"That without the seeing of thee she could not tell; whereupon they said that if they saw thee----"

Âtma caught up a white cloth and wrapped it round her. "Stay thou here!" she said imperatively, "the child sleeps and I will be back in half an hour."

She was well down the stairs ere Deena ceased to call feebly! "Not so! oh mistress most chaste, not so!" and resigning himself to circumstances closed the door, hasping it lightly by the bottom hook and chain, then sate down beside the sleeping child.

"Even as a Peri," he murmured to himself as he looked at the face showing more clearly now in the coming light. "Truly God knows His own work--yet is there no mortal sense in sending such a countenance of beauty with no body to match it fit for hugging."

So he dozed off into the sleep which pure vice had taught him to take in snatches.

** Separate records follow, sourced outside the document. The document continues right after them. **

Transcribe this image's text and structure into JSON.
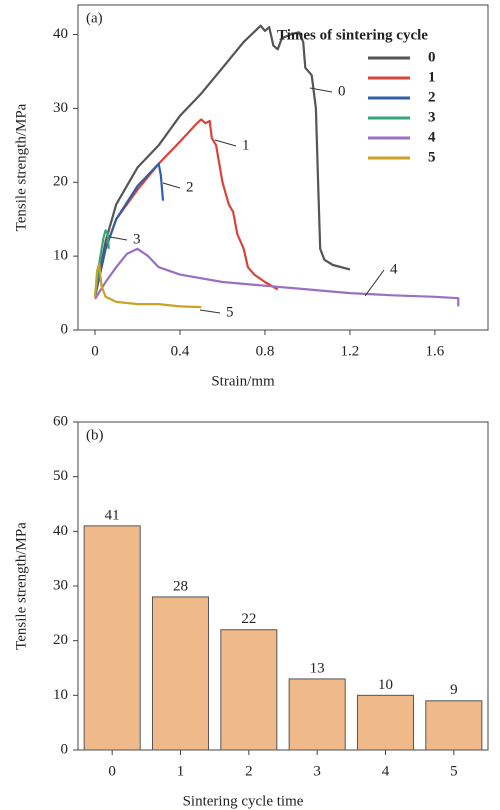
{
  "chart_data": [
    {
      "type": "line",
      "panel_label": "(a)",
      "xlabel": "Strain/mm",
      "ylabel": "Tensile strength/MPa",
      "legend_title": "Times of sintering cycle",
      "legend": "top-right",
      "xlim": [
        -0.08,
        1.85
      ],
      "xticks": [
        0,
        0.4,
        0.8,
        1.2,
        1.6
      ],
      "ylim": [
        0,
        44
      ],
      "yticks": [
        0,
        10,
        20,
        30,
        40
      ],
      "series": [
        {
          "name": "0",
          "color": "#555555",
          "x": [
            0,
            0.05,
            0.1,
            0.2,
            0.3,
            0.4,
            0.5,
            0.6,
            0.7,
            0.78,
            0.8,
            0.82,
            0.84,
            0.86,
            0.88,
            0.92,
            0.96,
            0.98,
            0.99,
            1.02,
            1.04,
            1.05,
            1.06,
            1.08,
            1.12,
            1.2
          ],
          "values": [
            4.5,
            12,
            17,
            22,
            25,
            29,
            32,
            35.5,
            39,
            41.2,
            40.5,
            41,
            38.5,
            38,
            39.5,
            40,
            40.3,
            39,
            35.5,
            34.5,
            30,
            20,
            11,
            9.5,
            8.8,
            8.2
          ]
        },
        {
          "name": "1",
          "color": "#d9433a",
          "x": [
            0,
            0.05,
            0.1,
            0.2,
            0.3,
            0.4,
            0.48,
            0.5,
            0.52,
            0.54,
            0.55,
            0.57,
            0.6,
            0.63,
            0.65,
            0.67,
            0.7,
            0.72,
            0.75,
            0.8,
            0.86
          ],
          "values": [
            4.5,
            11,
            15,
            19,
            22.5,
            25.5,
            28,
            28.5,
            28,
            28.3,
            26,
            25,
            20,
            17,
            16,
            13,
            11,
            8.5,
            7.5,
            6.5,
            5.5
          ]
        },
        {
          "name": "2",
          "color": "#2e5fa8",
          "x": [
            0,
            0.05,
            0.1,
            0.2,
            0.3,
            0.31,
            0.32
          ],
          "values": [
            4.5,
            11,
            15,
            19.5,
            22.5,
            21,
            17.5
          ]
        },
        {
          "name": "3",
          "color": "#3aa37a",
          "x": [
            0,
            0.02,
            0.04,
            0.05,
            0.06,
            0.065
          ],
          "values": [
            4.5,
            9,
            12.5,
            13.5,
            13,
            11
          ]
        },
        {
          "name": "4",
          "color": "#9b6fc0",
          "x": [
            0,
            0.05,
            0.1,
            0.15,
            0.2,
            0.25,
            0.3,
            0.4,
            0.6,
            0.8,
            1.0,
            1.2,
            1.4,
            1.6,
            1.71,
            1.71
          ],
          "values": [
            4.2,
            6.5,
            8.5,
            10.3,
            11,
            10,
            8.5,
            7.5,
            6.5,
            6,
            5.5,
            5,
            4.7,
            4.5,
            4.3,
            3.2
          ]
        },
        {
          "name": "5",
          "color": "#c9a227",
          "x": [
            0,
            0.01,
            0.02,
            0.03,
            0.05,
            0.1,
            0.2,
            0.3,
            0.4,
            0.5
          ],
          "values": [
            4.5,
            8,
            9,
            6,
            4.5,
            3.8,
            3.5,
            3.5,
            3.2,
            3.1
          ]
        }
      ]
    },
    {
      "type": "bar",
      "panel_label": "(b)",
      "xlabel": "Sintering cycle time",
      "ylabel": "Tensile strength/MPa",
      "categories": [
        "0",
        "1",
        "2",
        "3",
        "4",
        "5"
      ],
      "values": [
        41,
        28,
        22,
        13,
        10,
        9
      ],
      "color": "#f0b98a",
      "ylim": [
        0,
        60
      ],
      "yticks": [
        0,
        10,
        20,
        30,
        40,
        50,
        60
      ]
    }
  ]
}
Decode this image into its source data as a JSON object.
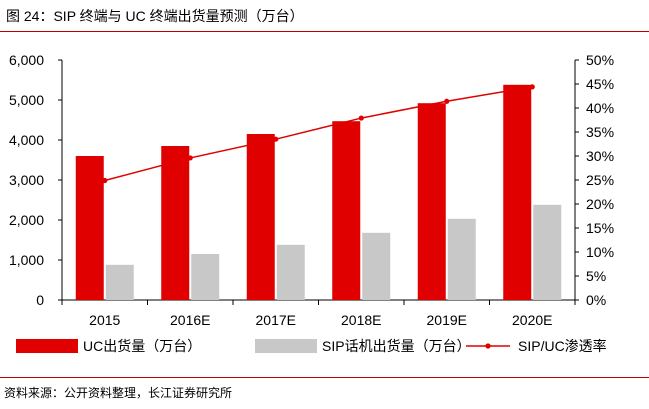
{
  "header": {
    "title": "图 24：SIP 终端与 UC 终端出货量预测（万台）"
  },
  "footer": {
    "source": "资料来源：公开资料整理，长江证券研究所"
  },
  "colors": {
    "uc": "#e00000",
    "sip": "#c8c8c8",
    "ratio": "#e00000",
    "rule": "#c00000"
  },
  "chart_data": {
    "type": "bar",
    "categories": [
      "2015",
      "2016E",
      "2017E",
      "2018E",
      "2019E",
      "2020E"
    ],
    "series": [
      {
        "name": "UC出货量（万台）",
        "kind": "bar",
        "axis": "left",
        "values": [
          3600,
          3850,
          4150,
          4470,
          4920,
          5380
        ]
      },
      {
        "name": "SIP话机出货量（万台）",
        "kind": "bar",
        "axis": "left",
        "values": [
          880,
          1150,
          1380,
          1680,
          2030,
          2380
        ]
      },
      {
        "name": "SIP/UC渗透率",
        "kind": "line",
        "axis": "right",
        "values": [
          24.9,
          29.6,
          33.5,
          37.9,
          41.4,
          44.4
        ]
      }
    ],
    "left_axis": {
      "min": 0,
      "max": 6000,
      "ticks": [
        0,
        1000,
        2000,
        3000,
        4000,
        5000,
        6000
      ],
      "tick_labels": [
        "0",
        "1,000",
        "2,000",
        "3,000",
        "4,000",
        "5,000",
        "6,000"
      ]
    },
    "right_axis": {
      "min": 0,
      "max": 50,
      "ticks": [
        0,
        5,
        10,
        15,
        20,
        25,
        30,
        35,
        40,
        45,
        50
      ],
      "tick_labels": [
        "0%",
        "5%",
        "10%",
        "15%",
        "20%",
        "25%",
        "30%",
        "35%",
        "40%",
        "45%",
        "50%"
      ]
    },
    "legend_position": "bottom",
    "grid": false
  }
}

Meanwhile Âtma hurrying through the still deserted alleys felt her mind too much in a tumult for concentration; thus, as she almost ran past the high unarched doorways, the blank walls shutting out all things, the constant burr of the unseen hand-mills busy over their daily task of grinding flour came to join the unceasing burr of thought that whirled in her brain. Doubt as to her own wisdom had assailed her the night long, and now with this uncertitude concerning the fate of the diamond, she felt she could have killed herself for the part she had played in its theft. Why had she played it? Why? Why? The futility of fighting against Fate came home to her, as from a closed courtyard rose shrilly the voice of a woman chanting the song of the Grinding Stone and the Grounden Wheat:

Red Sandstone and red-husked wheat
Whirl in your dancing, part and meet
My right hand is your master,
What if the stone be rushed?
What if the grain be crushed?
Men and women must eat,
The cry of the child be hushed.
Whirl faster and faster,
God's right hand is our master!
What though Love mates with Lust,
Though Just yield to Unjust,
What care the Stone and the Wheat,
For men and women must eat,
The cry of the child be hushed,
So Dust grind Dust!

Dust grind dust! She smote her hands together and sped on. She could at least challenge these men for the truth, and tell them that they lied. She had told no tales!

And as she made her breathless way toward Satanstown, Mirza Ibrahîm and Meean Khodadâd were making their way back from it. They had gained nothing from Siyah Yamin save biting words and contemptuous gibes. She had done her part and there would be time to hold her fool when it was proved that Âtma had betrayed her. For herself, she did not believe it; and in so saying she for once spoke her real thought. She knew, briefly, that treachery was out of the question with her sister of the veil.

But the two men held, manlike, to what was on the surface.